Concussions are still a problem in football


Seth Gwynn, Guest Column

Football season is in mid swing across the country and so are football’s nastiest side effect: concussions.

Even with the improvements to football helmets over the years, concussions continue to hinder the sport at all levels, and our own Los Medanos College Mustangs are no exception to this hindrance. I am an athlete here at LMC and I can attest to the fact that most of the people I see in the medical training rooms at the school are football players.

When I asked LMC’s head medical trainer Brian Powelson about what most of the injuries are he had this to say in response, “well, there’s a bunch of different things that these guys come in here (the training room) for.
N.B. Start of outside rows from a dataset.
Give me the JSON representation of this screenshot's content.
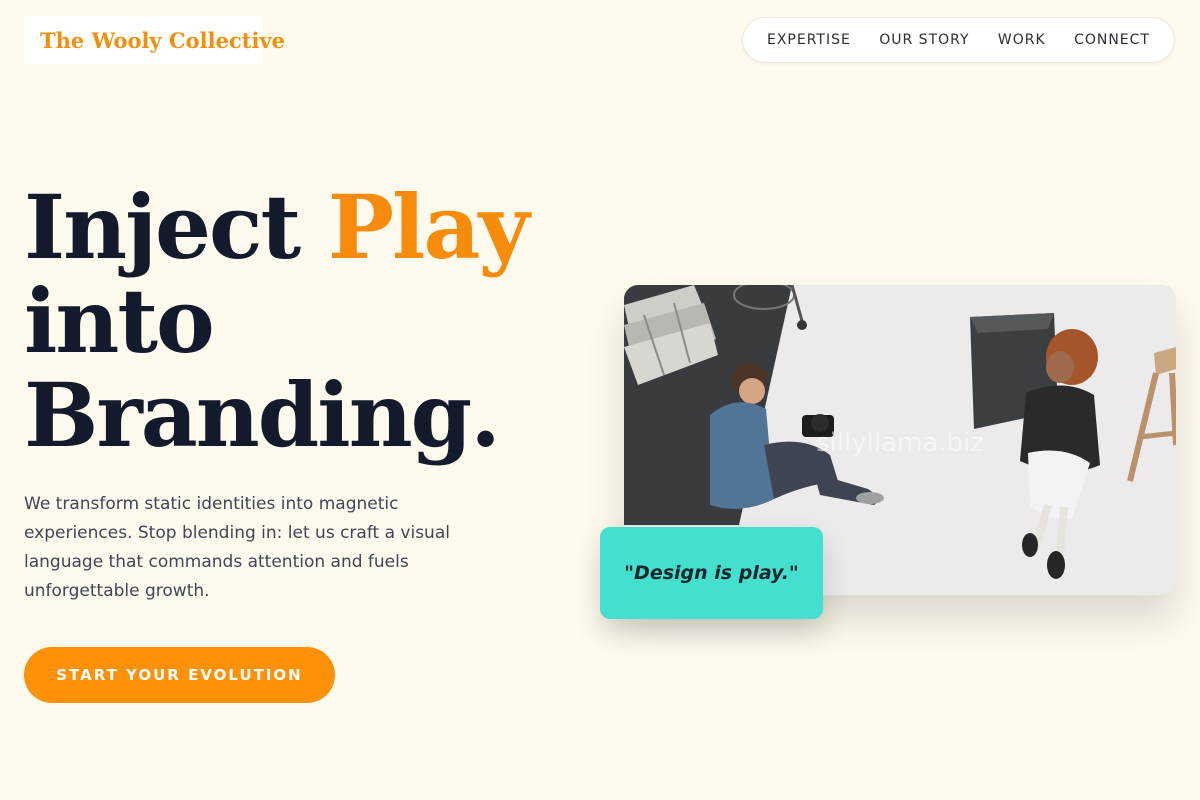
{
  "brand": {
    "name": "The Wooly Collective",
    "accent": "#f78c0c"
  },
  "nav": {
    "items": [
      {
        "label": "EXPERTISE"
      },
      {
        "label": "OUR STORY"
      },
      {
        "label": "WORK"
      },
      {
        "label": "CONNECT"
      }
    ]
  },
  "hero": {
    "headline": {
      "line1_prefix": "Inject ",
      "line1_accent": "Play",
      "line2": "into",
      "line3": "Branding."
    },
    "description": "We transform static identities into magnetic experiences. Stop blending in: let us craft a visual language that commands attention and fuels unforgettable growth.",
    "cta_label": "START YOUR EVOLUTION",
    "cta_color": "#ff9109"
  },
  "photo": {
    "watermark": "sillyllama.biz",
    "quote": "\"Design is play.\"",
    "quote_color": "#43e0d0"
  }
}
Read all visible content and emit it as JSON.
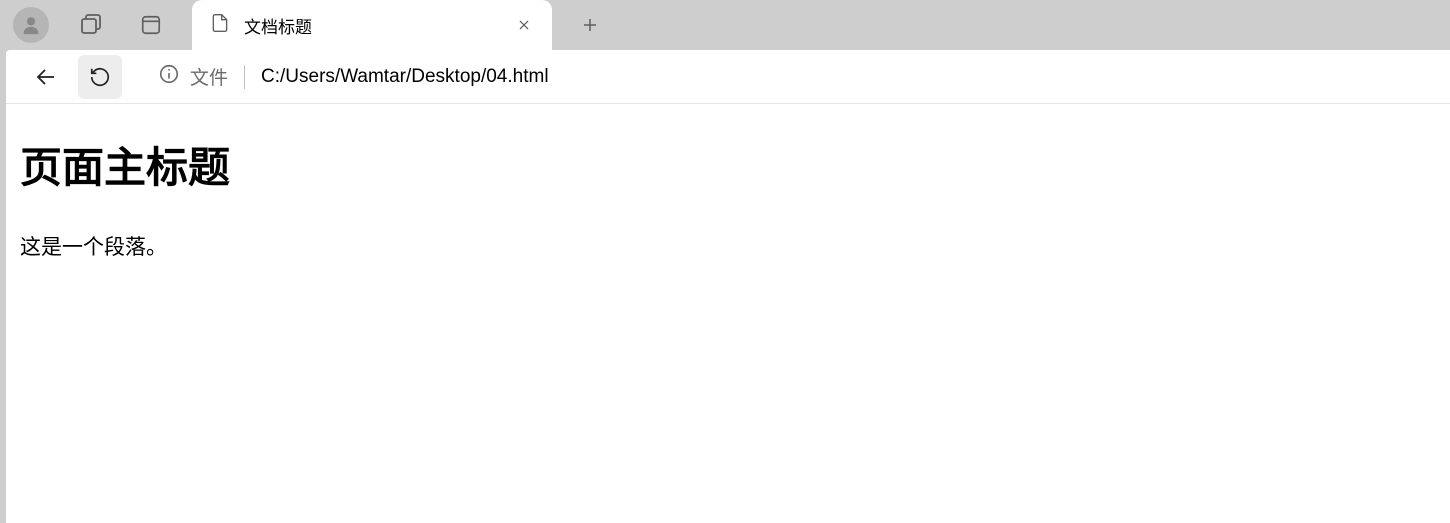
{
  "tab": {
    "title": "文档标题"
  },
  "addressbar": {
    "scheme_label": "文件",
    "url": "C:/Users/Wamtar/Desktop/04.html"
  },
  "content": {
    "heading": "页面主标题",
    "paragraph": "这是一个段落。"
  }
}
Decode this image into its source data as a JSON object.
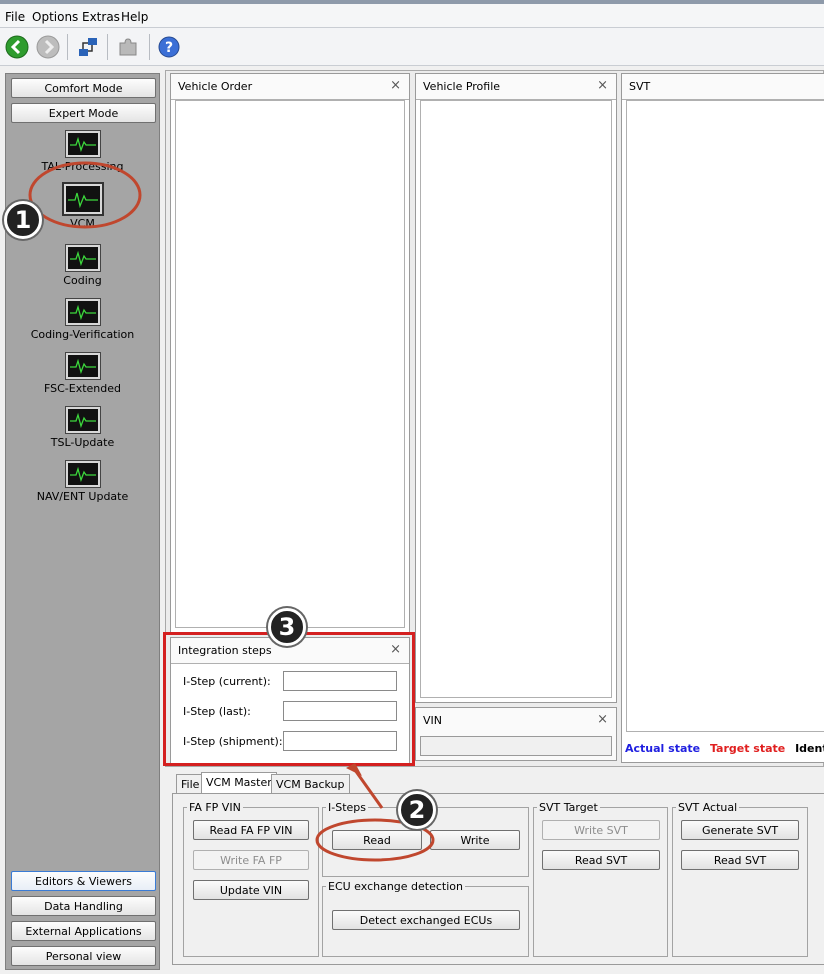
{
  "menubar": {
    "items": [
      "File",
      "Options",
      "Extras",
      "Help"
    ]
  },
  "toolbar": {
    "icons": [
      "back-icon",
      "forward-icon",
      "connection-icon",
      "puzzle-icon",
      "help-icon"
    ]
  },
  "left_panel": {
    "comfort_mode": "Comfort Mode",
    "expert_mode": "Expert Mode",
    "nav_items": [
      "TAL-Processing",
      "VCM",
      "Coding",
      "Coding-Verification",
      "FSC-Extended",
      "TSL-Update",
      "NAV/ENT Update"
    ],
    "bottom_buttons": [
      "Editors & Viewers",
      "Data Handling",
      "External Applications",
      "Personal view"
    ]
  },
  "panels": {
    "vehicle_order": "Vehicle Order",
    "vehicle_profile": "Vehicle Profile",
    "svt": "SVT",
    "vin": "VIN",
    "integration_steps": "Integration steps",
    "close_symbol": "×"
  },
  "integration": {
    "current_label": "I-Step (current):",
    "last_label": "I-Step (last):",
    "shipment_label": "I-Step (shipment):",
    "current_value": "",
    "last_value": "",
    "shipment_value": ""
  },
  "legend": {
    "actual": "Actual state",
    "target": "Target state",
    "identical": "Identical",
    "actual_color": "#1f1fe0",
    "target_color": "#e01f1f"
  },
  "tabs": [
    "File",
    "VCM Master",
    "VCM Backup"
  ],
  "active_tab": "VCM Master",
  "groups": {
    "fa_fp_vin": {
      "title": "FA FP VIN",
      "read": "Read FA FP VIN",
      "write": "Write FA FP",
      "update": "Update VIN"
    },
    "i_steps": {
      "title": "I-Steps",
      "read": "Read",
      "write": "Write"
    },
    "ecu_exchange": {
      "title": "ECU exchange detection",
      "detect": "Detect exchanged ECUs"
    },
    "svt_target": {
      "title": "SVT Target",
      "write": "Write SVT",
      "read": "Read SVT"
    },
    "svt_actual": {
      "title": "SVT Actual",
      "generate": "Generate SVT",
      "read": "Read SVT"
    }
  },
  "callouts": [
    "1",
    "2",
    "3"
  ],
  "annotation_colors": {
    "red": "#d42020",
    "ellipse": "#c0472e"
  }
}
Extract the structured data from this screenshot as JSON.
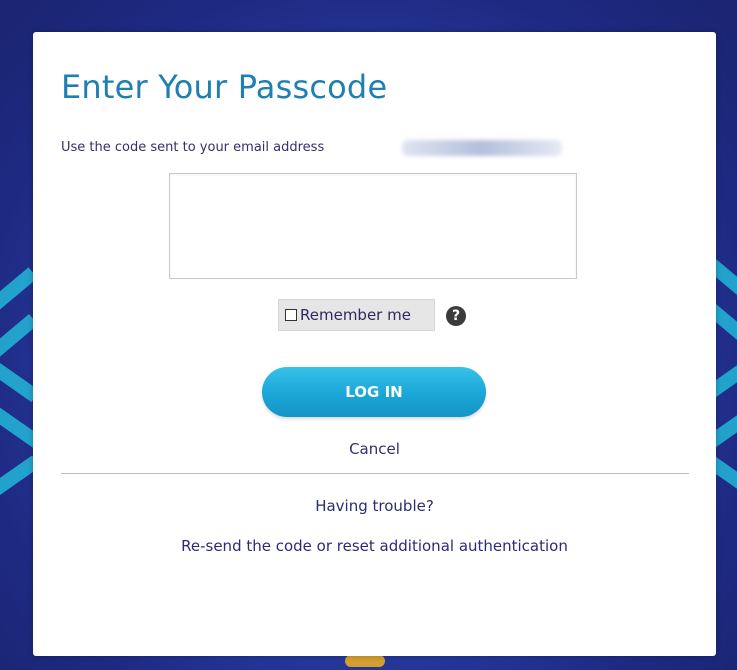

Some have hurt ankles, knees, shoulders but the most common injuries we get that cause players to miss a significant number of games are concussion related.”

Powelson, AKA Coach B, did not seem surprised that concussions are occurring as frequently as they have been, and frankly neither am I. As a former football player, I understand the potential danger that the sport can pose. Grown men running into each other headfirst and ball carriers being dropped on the back of their heads is not a recipe for success.

This side effect of the great sport is common in the NFL as well. In a recent game on Sept. 28, the quarterback for the Miami Dolphins, Tua Tagovailoa, was thrown on his head by a 300-pound defensive linemen and was knocked out cold. He needed to be carted off the field.

The game is glorified by social media and television but not many get to see how dark that the sport can become. It is my belief that safety and protection of the players should be the No. 1 priority for owners and officials, and that starts with continuing to prevent head injuries.